Parallel investiert BayWa selektiv weiter in Kernsegmente. Die Tochter Abemec B.V. steckt 1,5 Millionen Euro in die Modernisierung und Erweiterung ihres Standorts im niederländischen Hoogeloon. Ziel ist der Ausbau der Servicekapazitäten für Landmaschinen in einer intensiv landwirtschaftlich genutzten Region. Das Management im Bereich Agricultural Equipment betont die langfristige Profitabilität des Standorts – trotz laufender Spar- und Umbaumaßnahmen.
Zahlen legen Ausmaß der Krise offen
Die Finanzkennzahlen zeigen, wie tief der Einschnitt ist. Für 2024 meldete BayWa:
- Umsatz: 21,1 Milliarden Euro (Vorjahr: 23,9 Milliarden Euro)
- EBIT: -1,1 Milliarden Euro (belastet durch außerplanmäßige Abschreibungen)
- Jahresergebnis: rund -1,6 Milliarden Euro
- Verwässertes Ergebnis je Aktie: -15,53 Euro
Auch 2025 startete schwach: Im ersten Quartal ging der Umsatz um 9,2 Prozent auf 4,7 Milliarden Euro zurück. Das Management stellt jedoch in Aussicht, dass sich die Ergebnisqualität nach Abschluss der Transformationsmaßnahmen deutlich verbessern soll. Die geplanten Schritte zielen klar darauf ab, Ertrag und Kapitalstruktur bis 2028 spürbar zu stabilisieren.
Führungsvakuum und Ermittlungen
Zusätzliche Unsicherheit erzeugt die Führungsebene. Anfang Januar einigten sich Aufsichtsrat und CEO Dr. Frank Hiller auf eine sofortige Trennung. Sein Dienstvertrag läuft formal noch bis Ende Juli 2026, operative Aufgaben wurden jedoch auf die übrigen Vorstände verteilt. Hintergrund ist zunehmende Unzufriedenheit der Aktionäre, da Hiller nach Einschätzung des Unternehmensumfelds mehrfach die Chance verpasste, seine Zukunftsvision klar zu kommunizieren.
Nur wenige Tage später berichtete die Süddeutsche Zeitung über staatsanwaltschaftliche Ermittlungen gegen den Konzern. Ermittler durchsuchten private Räumlichkeiten im Zusammenhang mit den Untersuchungen. Konkrete Vorwürfe sind bislang nicht öffentlich bekannt. Die Kombination aus CEO-Abgang und Ermittlungen verstärkt den Eindruck einer Übergangsphase mit erhöhten Unsicherheiten.

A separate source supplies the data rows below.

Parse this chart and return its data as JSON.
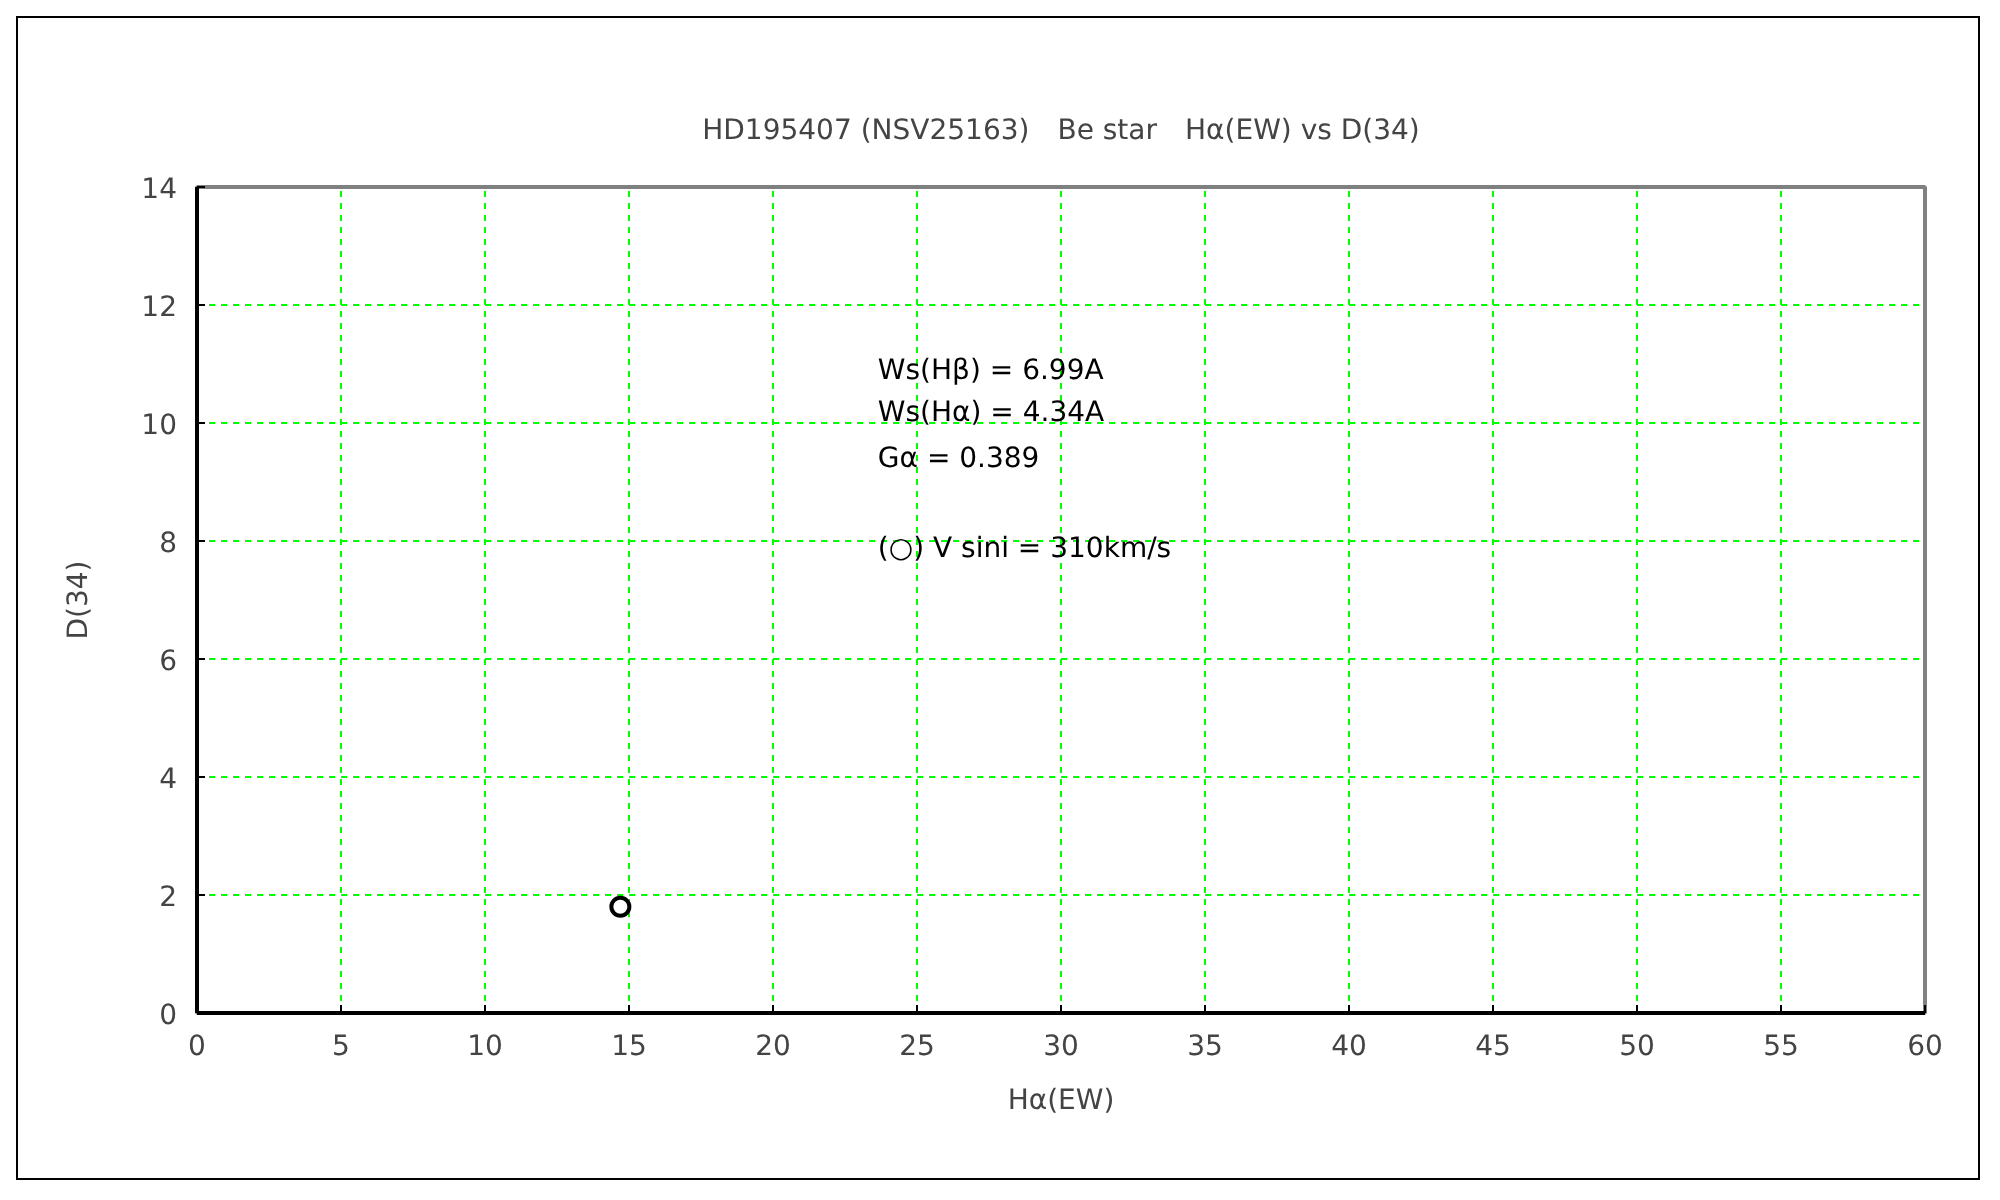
{
  "chart_data": {
    "type": "scatter",
    "title": "HD195407 (NSV25163)　Be star　Hα(EW) vs D(34)",
    "xlabel": "Hα(EW)",
    "ylabel": "D(34)",
    "x": [
      14.7
    ],
    "series": [
      {
        "color": "#000000",
        "values": [
          1.8
        ]
      }
    ],
    "xlim": [
      0,
      60
    ],
    "xticks": [
      0,
      5,
      10,
      15,
      20,
      25,
      30,
      35,
      40,
      45,
      50,
      55,
      60
    ],
    "ylim": [
      0,
      14
    ],
    "yticks": [
      0,
      2,
      4,
      6,
      8,
      10,
      12,
      14
    ],
    "grid": true,
    "marker": "circle",
    "annotations": [
      "Ws(Hβ) = 6.99A",
      "Ws(Hα) = 4.34A",
      "Gα = 0.389",
      "(○) V sini = 310km/s"
    ]
  }
}
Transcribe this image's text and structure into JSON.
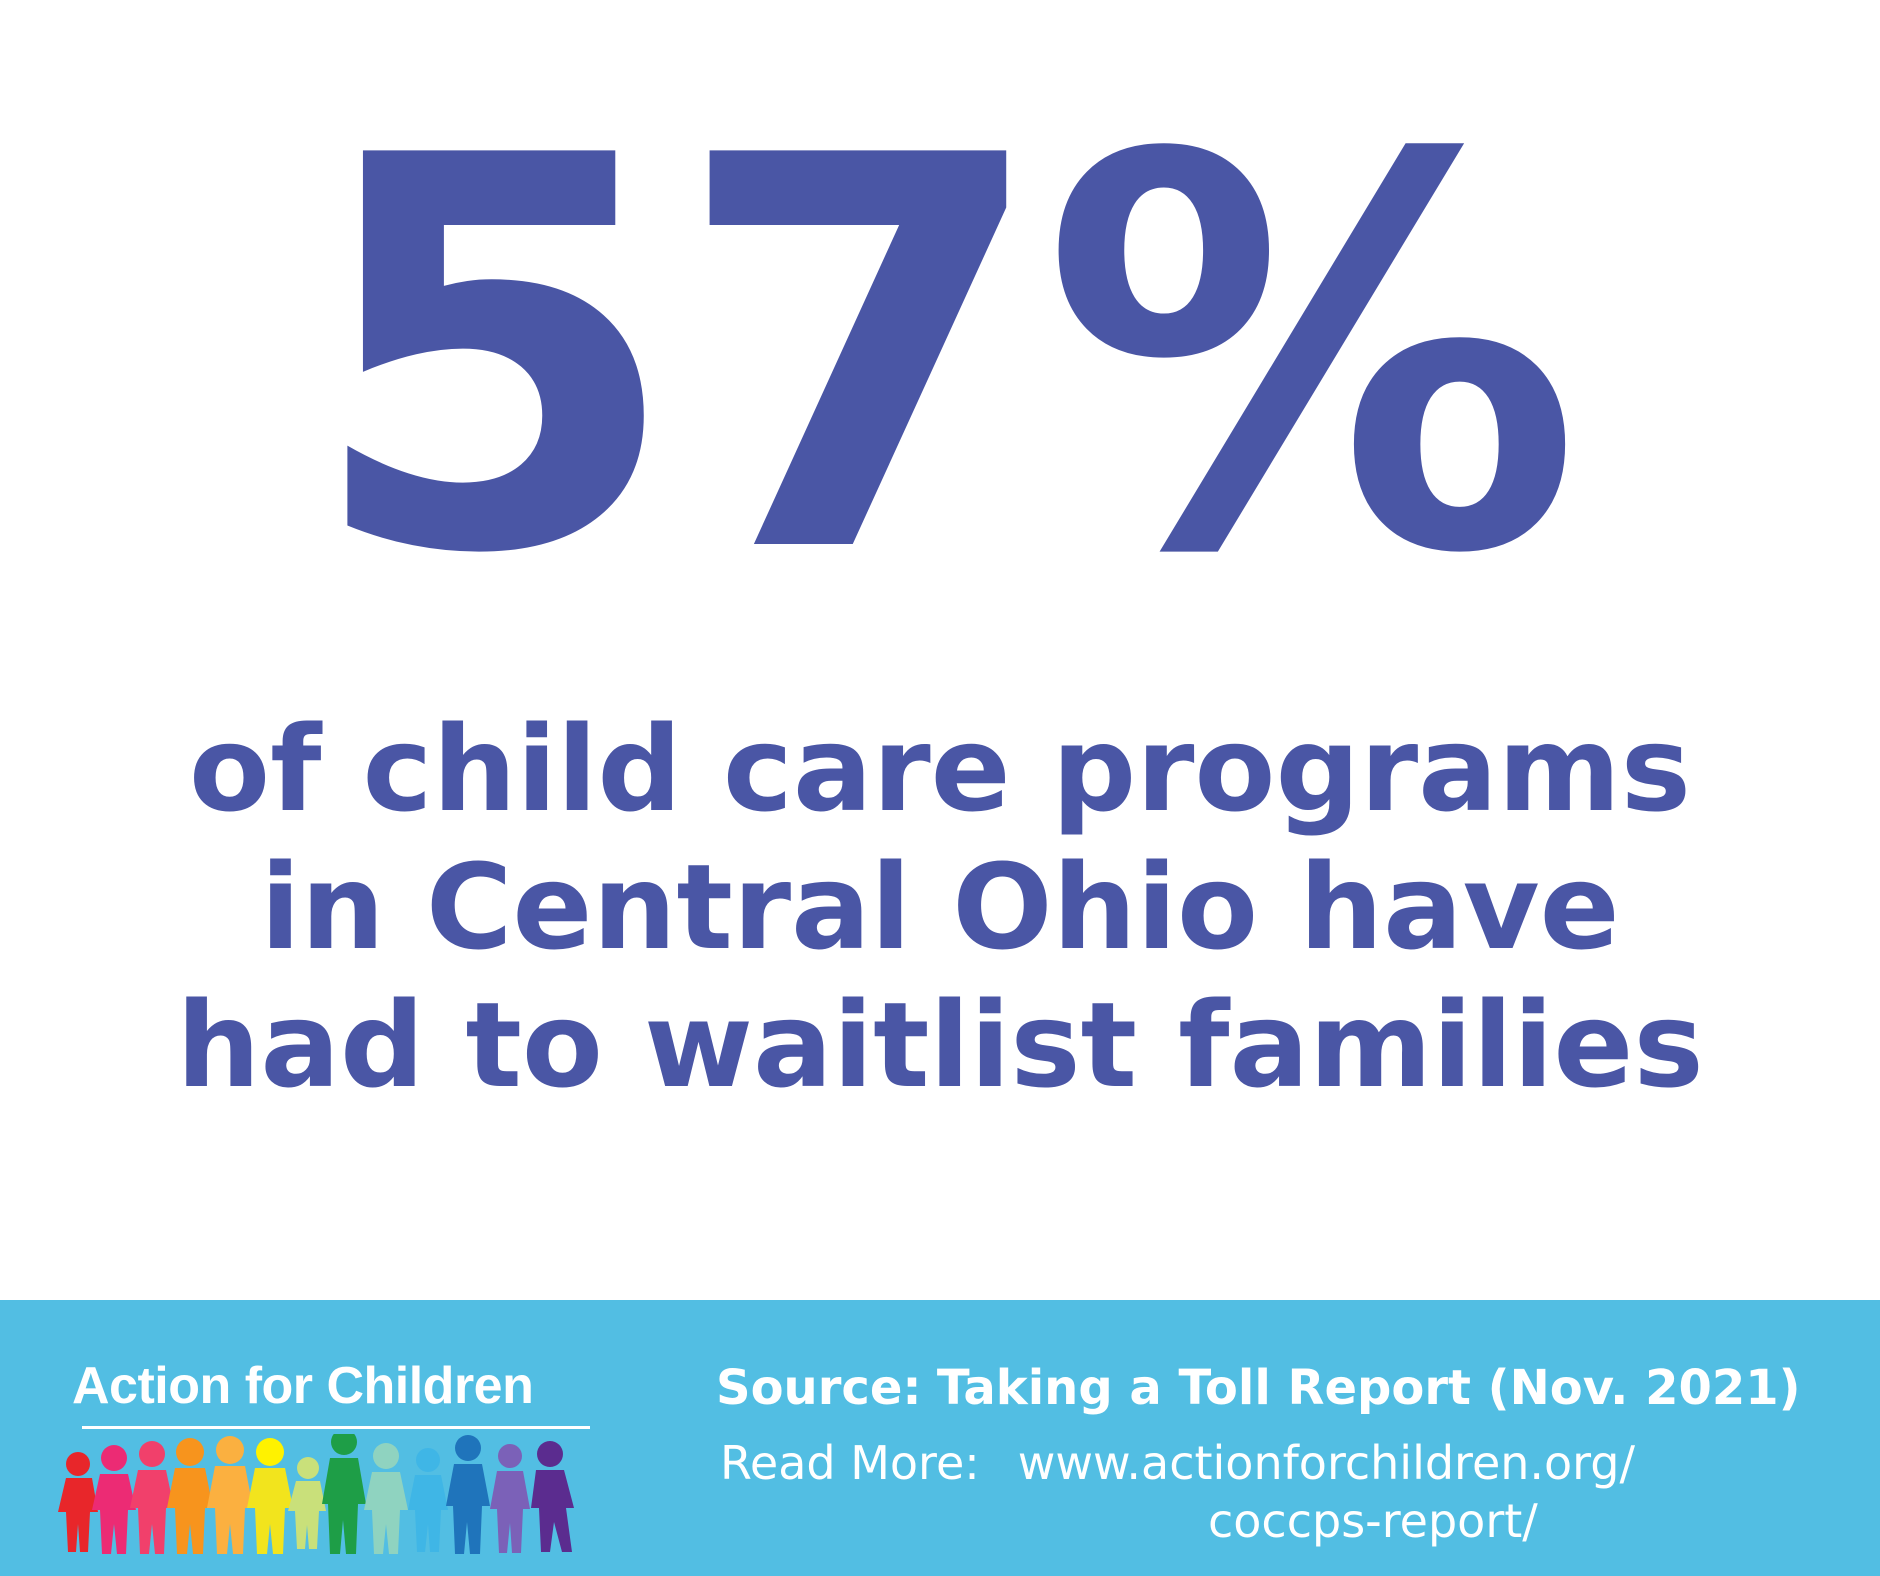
{
  "headline": {
    "stat": "57%"
  },
  "statement": {
    "lines": [
      "of child care programs",
      "in Central Ohio have",
      "had to waitlist families"
    ]
  },
  "footer": {
    "logo_text": "Action for Children",
    "logo_icon": "children-silhouettes-icon",
    "source_label": "Source:",
    "source_text": "Taking a Toll Report (Nov. 2021)",
    "read_more_label": "Read More:",
    "url_line1": "www.actionforchildren.org/",
    "url_line2": "coccps-report/"
  },
  "colors": {
    "stat_text": "#4a56a5",
    "footer_bg": "#52bee3",
    "footer_text": "#ffffff"
  }
}
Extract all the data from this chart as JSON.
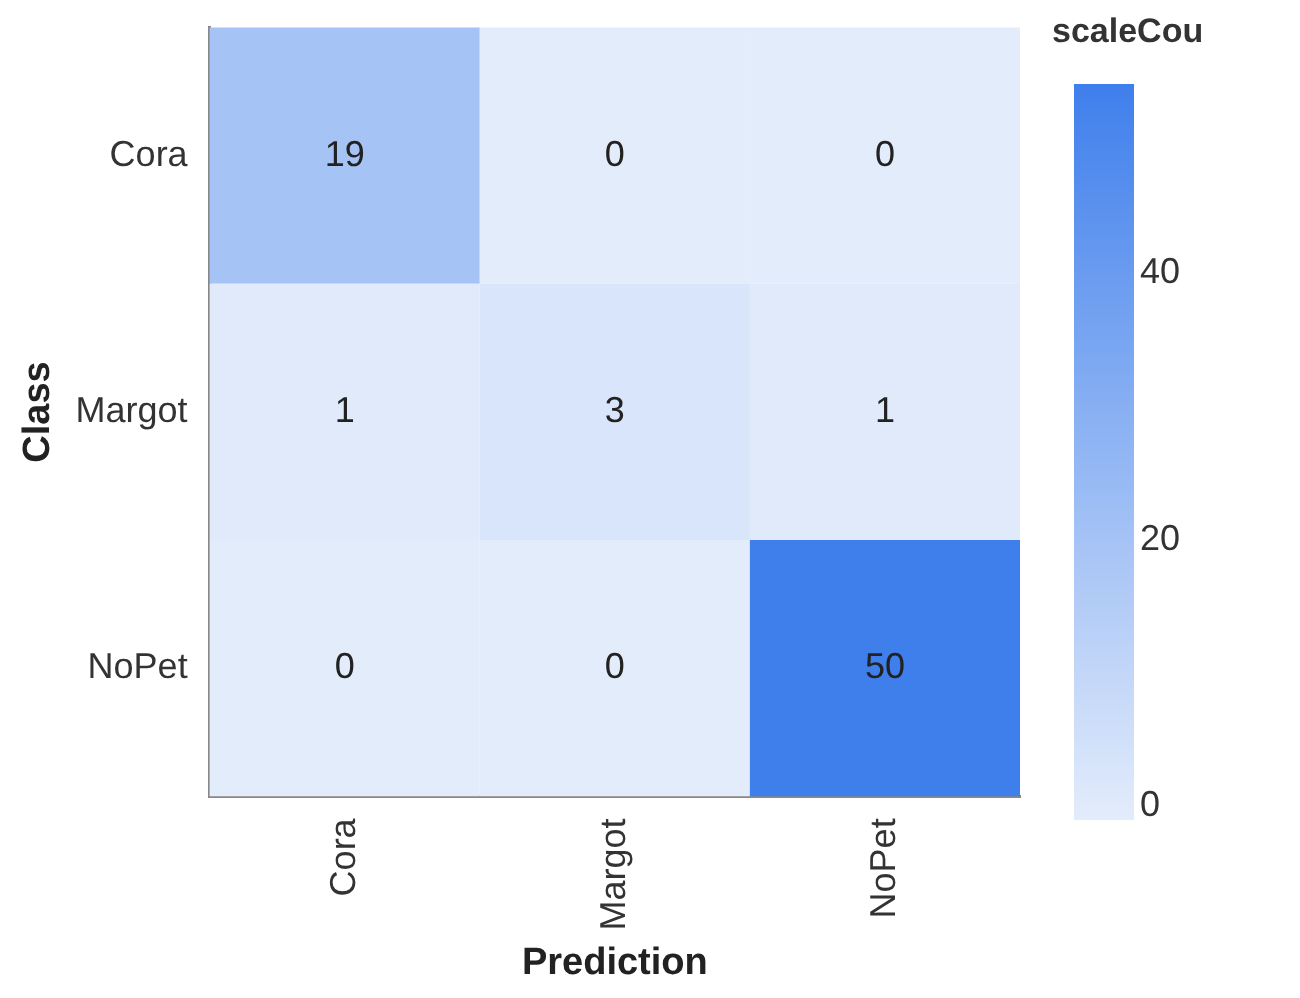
{
  "chart_data": {
    "type": "heatmap",
    "xlabel": "Prediction",
    "ylabel": "Class",
    "legend_title": "scaleCou",
    "categories": [
      "Cora",
      "Margot",
      "NoPet"
    ],
    "y_categories": [
      "Cora",
      "Margot",
      "NoPet"
    ],
    "cells": [
      [
        19,
        0,
        0
      ],
      [
        1,
        3,
        1
      ],
      [
        0,
        0,
        50
      ]
    ],
    "clim": [
      0,
      50
    ],
    "cticks": [
      0,
      20,
      40
    ],
    "data_labels": true
  }
}
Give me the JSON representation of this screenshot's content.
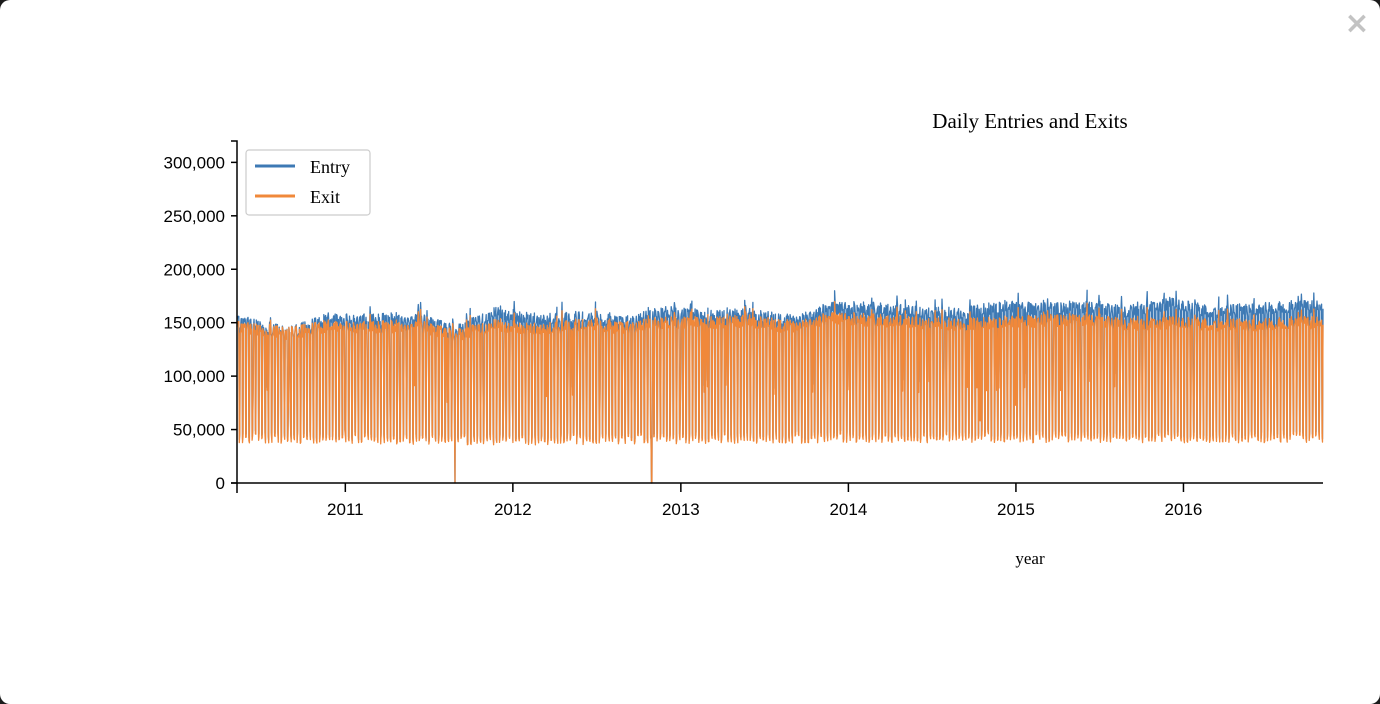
{
  "modal": {
    "close_label": "×"
  },
  "chart_data": {
    "type": "line",
    "title": "Daily Entries and Exits",
    "xlabel": "year",
    "ylabel": "",
    "xlim": [
      "2010-05-10",
      "2016-10-31"
    ],
    "ylim": [
      0,
      320000
    ],
    "y_ticks": [
      0,
      50000,
      100000,
      150000,
      200000,
      250000,
      300000
    ],
    "x_ticks": [
      "2011",
      "2012",
      "2013",
      "2014",
      "2015",
      "2016"
    ],
    "grid": false,
    "legend_position": "top-left",
    "series": [
      {
        "name": "Entry",
        "color": "#3d79b4",
        "weekday_level": [
          [
            "2010-06-01",
            150000
          ],
          [
            "2010-09-01",
            140000
          ],
          [
            "2010-12-01",
            155000
          ],
          [
            "2011-03-01",
            152000
          ],
          [
            "2011-06-01",
            155000
          ],
          [
            "2011-09-01",
            142000
          ],
          [
            "2011-12-01",
            160000
          ],
          [
            "2012-03-01",
            152000
          ],
          [
            "2012-06-01",
            155000
          ],
          [
            "2012-09-01",
            150000
          ],
          [
            "2012-12-01",
            160000
          ],
          [
            "2013-03-01",
            156000
          ],
          [
            "2013-06-01",
            158000
          ],
          [
            "2013-09-01",
            150000
          ],
          [
            "2013-12-01",
            165000
          ],
          [
            "2014-03-01",
            163000
          ],
          [
            "2014-06-01",
            160000
          ],
          [
            "2014-09-01",
            158000
          ],
          [
            "2014-12-01",
            165000
          ],
          [
            "2015-03-01",
            163000
          ],
          [
            "2015-06-01",
            165000
          ],
          [
            "2015-09-01",
            160000
          ],
          [
            "2015-12-01",
            168000
          ],
          [
            "2016-03-01",
            160000
          ],
          [
            "2016-06-01",
            162000
          ],
          [
            "2016-09-01",
            165000
          ]
        ],
        "weekend_level": [
          [
            "2010-06-01",
            45000
          ],
          [
            "2012-01-01",
            42000
          ],
          [
            "2014-01-01",
            45000
          ],
          [
            "2016-09-01",
            45000
          ]
        ]
      },
      {
        "name": "Exit",
        "color": "#f0883a",
        "weekday_level": [
          [
            "2010-06-01",
            145000
          ],
          [
            "2010-09-01",
            140000
          ],
          [
            "2010-12-01",
            148000
          ],
          [
            "2011-03-01",
            145000
          ],
          [
            "2011-06-01",
            148000
          ],
          [
            "2011-09-01",
            138000
          ],
          [
            "2011-12-01",
            148000
          ],
          [
            "2012-03-01",
            143000
          ],
          [
            "2012-06-01",
            148000
          ],
          [
            "2012-09-01",
            145000
          ],
          [
            "2012-12-01",
            150000
          ],
          [
            "2013-03-01",
            150000
          ],
          [
            "2013-06-01",
            152000
          ],
          [
            "2013-09-01",
            145000
          ],
          [
            "2013-12-01",
            155000
          ],
          [
            "2014-03-01",
            152000
          ],
          [
            "2014-06-01",
            150000
          ],
          [
            "2014-09-01",
            148000
          ],
          [
            "2014-12-01",
            150000
          ],
          [
            "2015-03-01",
            152000
          ],
          [
            "2015-06-01",
            153000
          ],
          [
            "2015-09-01",
            148000
          ],
          [
            "2015-12-01",
            150000
          ],
          [
            "2016-03-01",
            148000
          ],
          [
            "2016-06-01",
            147000
          ],
          [
            "2016-09-01",
            150000
          ]
        ],
        "weekend_level": [
          [
            "2010-06-01",
            42000
          ],
          [
            "2012-01-01",
            40000
          ],
          [
            "2014-01-01",
            42000
          ],
          [
            "2016-09-01",
            42000
          ]
        ]
      }
    ],
    "dips": [
      [
        "2010-12-31",
        50000
      ],
      [
        "2011-08-28",
        0
      ],
      [
        "2011-12-31",
        80000
      ],
      [
        "2012-04-30",
        90000
      ],
      [
        "2012-10-29",
        0
      ],
      [
        "2012-10-30",
        0
      ],
      [
        "2012-12-31",
        80000
      ],
      [
        "2013-12-31",
        90000
      ],
      [
        "2014-10-15",
        60000
      ],
      [
        "2014-11-01",
        50000
      ],
      [
        "2014-12-31",
        75000
      ]
    ]
  }
}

In einer Ad-hoc-Mitteilung stellte BayWa gleichzeitig klar, dass die Restrukturierung weiterhin planmäßig verlaufe und organisatorisch abgesichert sei, da die Aufgaben des Vorstandsvorsitzenden intern verteilt wurden.
Operative Effizienz: IT-Partnerschaft mit Cognizant
Auf der operativen Seite versucht das Unternehmen, Kostenstrukturen zu verschlanken und Prozesse zu standardisieren. Ende 2025 schloss BayWa einen Fünfjahresvertrag mit dem US-Dienstleister Cognizant. Der Partner übernimmt zentrale IT-Services und soll so Effizienzgewinne ermöglichen. Die Vereinbarung ist ein weiterer Baustein in der umfassenden Transformationsagenda.
Fazit: Restrukturierungsfall mit klaren Eckpunkten
Die BayWa Aktie bleibt ein klassischer Restrukturierungswert: hohe Verluste, deutlicher Umsatzrückgang und staatsanwaltschaftliche Ermittlungen auf der Risikoseite, zugleich spürbarer Schuldenabbau, Kapitalmaßnahmen, Portfolioverkäufe und gezielte Investitionen in rentable Segmente auf der Fortschrittsseite. Bis 2028 soll die Transformation abgeschlossen sein, mit einem geplanten Schuldenabbau von 4 Milliarden Euro und einer nachhaltig verbesserten Ergebnisqualität als Kernzielmarken.